See Velosky's Teach One►
The following graph was used to simulate data on bundling payment for total hip fracture treatment:
- Recover the original network and calculate the causal impact of H on BP. Data► R Code► Detail R Code►
- If you were using logistic or ordinary regression equations, write what set of equations are represented by the above network.

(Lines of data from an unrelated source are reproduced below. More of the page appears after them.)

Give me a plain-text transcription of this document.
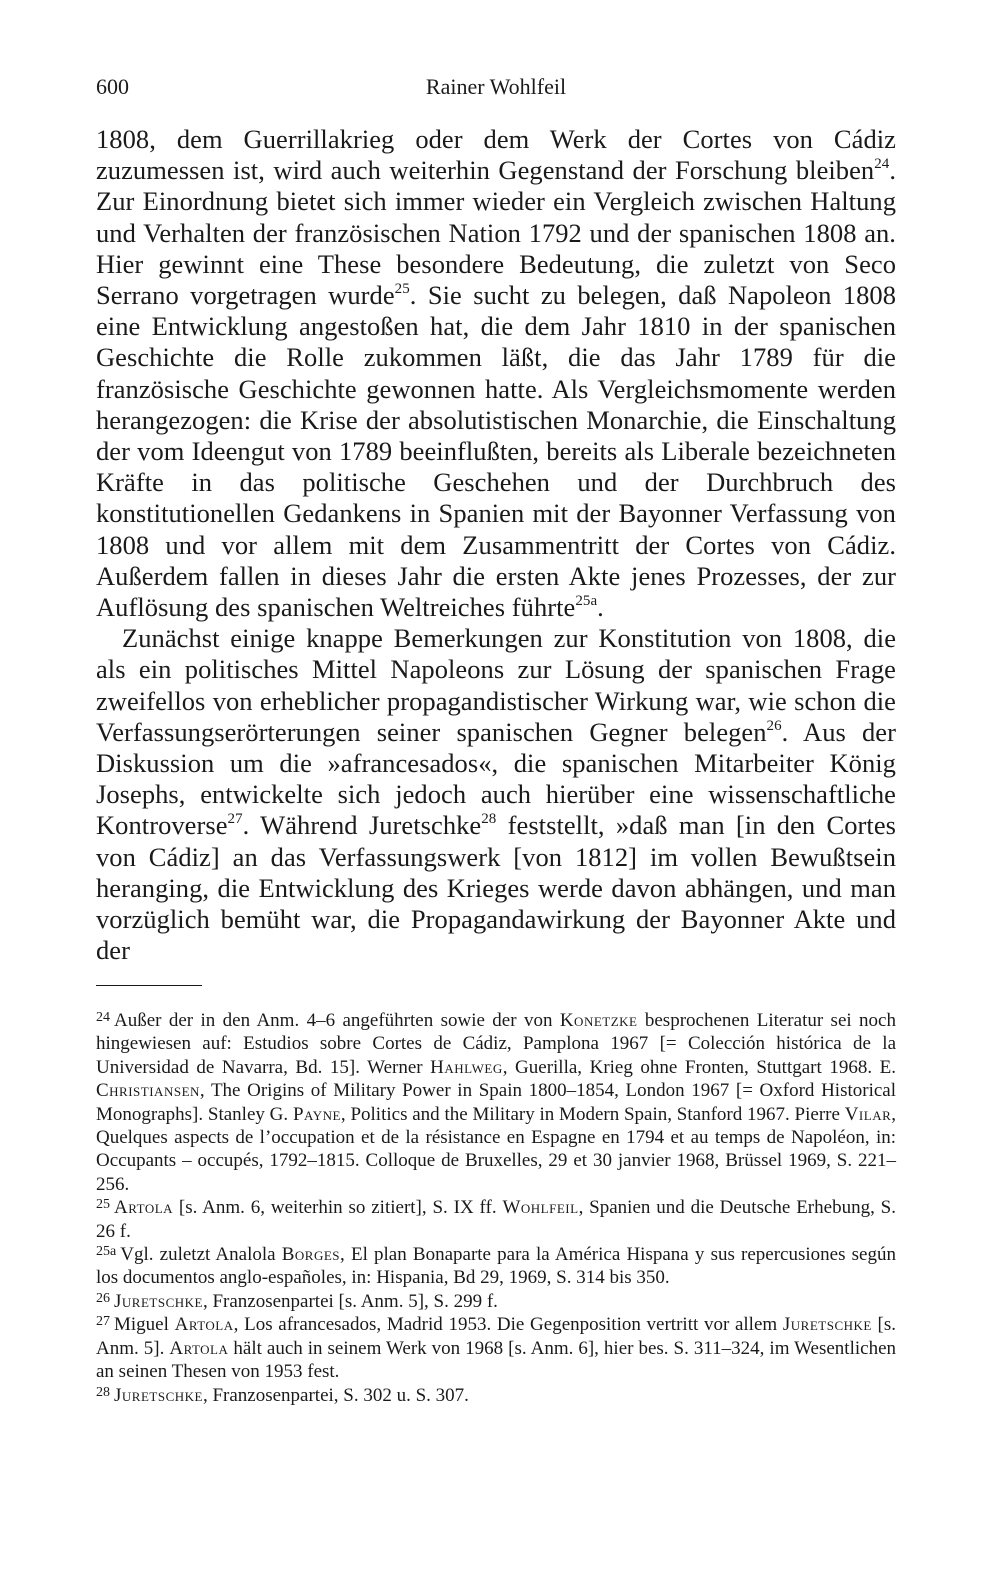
600	Rainer Wohlfeil

1808, dem Guerrillakrieg oder dem Werk der Cortes von Cádiz zuzumessen ist, wird auch weiterhin Gegenstand der Forschung bleiben$^{24}$. Zur Einordnung bietet sich immer wieder ein Vergleich zwischen Haltung und Verhalten der französischen Nation 1792 und der spanischen 1808 an. Hier gewinnt eine These besondere Bedeutung, die zuletzt von Seco Serrano vorgetragen wurde$^{25}$. Sie sucht zu belegen, daß Napoleon 1808 eine Entwicklung angestoßen hat, die dem Jahr 1810 in der spanischen Geschichte die Rolle zukommen läßt, die das Jahr 1789 für die französische Geschichte gewonnen hatte. Als Vergleichsmomente werden herangezogen: die Krise der absolutistischen Monarchie, die Einschaltung der vom Ideengut von 1789 beeinflußten, bereits als Liberale bezeichneten Kräfte in das politische Geschehen und der Durchbruch des konstitutionellen Gedankens in Spanien mit der Bayonner Verfassung von 1808 und vor allem mit dem Zusammentritt der Cortes von Cádiz. Außerdem fallen in dieses Jahr die ersten Akte jenes Prozesses, der zur Auflösung des spanischen Weltreiches führte$^{25a}$.

Zunächst einige knappe Bemerkungen zur Konstitution von 1808, die als ein politisches Mittel Napoleons zur Lösung der spanischen Frage zweifellos von erheblicher propagandistischer Wirkung war, wie schon die Verfassungserörterungen seiner spanischen Gegner belegen$^{26}$. Aus der Diskussion um die »afrancesados«, die spanischen Mitarbeiter König Josephs, entwickelte sich jedoch auch hierüber eine wissenschaftliche Kontroverse$^{27}$. Während Juretschke$^{28}$ feststellt, »daß man [in den Cortes von Cádiz] an das Verfassungswerk [von 1812] im vollen Bewußtsein heranging, die Entwicklung des Krieges werde davon abhängen, und man vorzüglich bemüht war, die Propagandawirkung der Bayonner Akte und der

$^{24}$ Außer der in den Anm. 4–6 angeführten sowie der von Konetzke besprochenen Literatur sei noch hingewiesen auf: Estudios sobre Cortes de Cádiz, Pamplona 1967 [= Colección histórica de la Universidad de Navarra, Bd. 15]. Werner Hahlweg, Guerilla, Krieg ohne Fronten, Stuttgart 1968. E. Christiansen, The Origins of Military Power in Spain 1800–1854, London 1967 [= Oxford Historical Monographs]. Stanley G. Payne, Politics and the Military in Modern Spain, Stanford 1967. Pierre Vilar, Quelques aspects de l’occupation et de la résistance en Espagne en 1794 et au temps de Napoléon, in: Occupants – occupés, 1792–1815. Colloque de Bruxelles, 29 et 30 janvier 1968, Brüssel 1969, S. 221–256.

$^{25}$ Artola [s. Anm. 6, weiterhin so zitiert], S. IX ff. Wohlfeil, Spanien und die Deutsche Erhebung, S. 26 f.

$^{25a}$ Vgl. zuletzt Analola Borges, El plan Bonaparte para la América Hispana y sus repercusiones según los documentos anglo-españoles, in: Hispania, Bd 29, 1969, S. 314 bis 350.

$^{26}$ Juretschke, Franzosenpartei [s. Anm. 5], S. 299 f.

$^{27}$ Miguel Artola, Los afrancesados, Madrid 1953. Die Gegenposition vertritt vor allem Juretschke [s. Anm. 5]. Artola hält auch in seinem Werk von 1968 [s. Anm. 6], hier bes. S. 311–324, im Wesentlichen an seinen Thesen von 1953 fest.

$^{28}$ Juretschke, Franzosenpartei, S. 302 u. S. 307.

In each instance write all the variables that are in the regression equation and the variables that have a statistically significant relationship with the response variable. For example, LTH is regressed on all variables that precede it which are DME, CL, P and H. But only P and H have a statistically significant relationship with LTH. This regression can be shown as:
  LTH = a + b DME + c CL + d P* + e H*
  In the above equation, the statistically significant relationships are shown with a star (*). A missing star indicates an insignificant relation. Using the data, estimates the parameters of each of the regressions. Can these set of equations be used to create the network. In how many ways does the regression equations differ from the network model in the graph.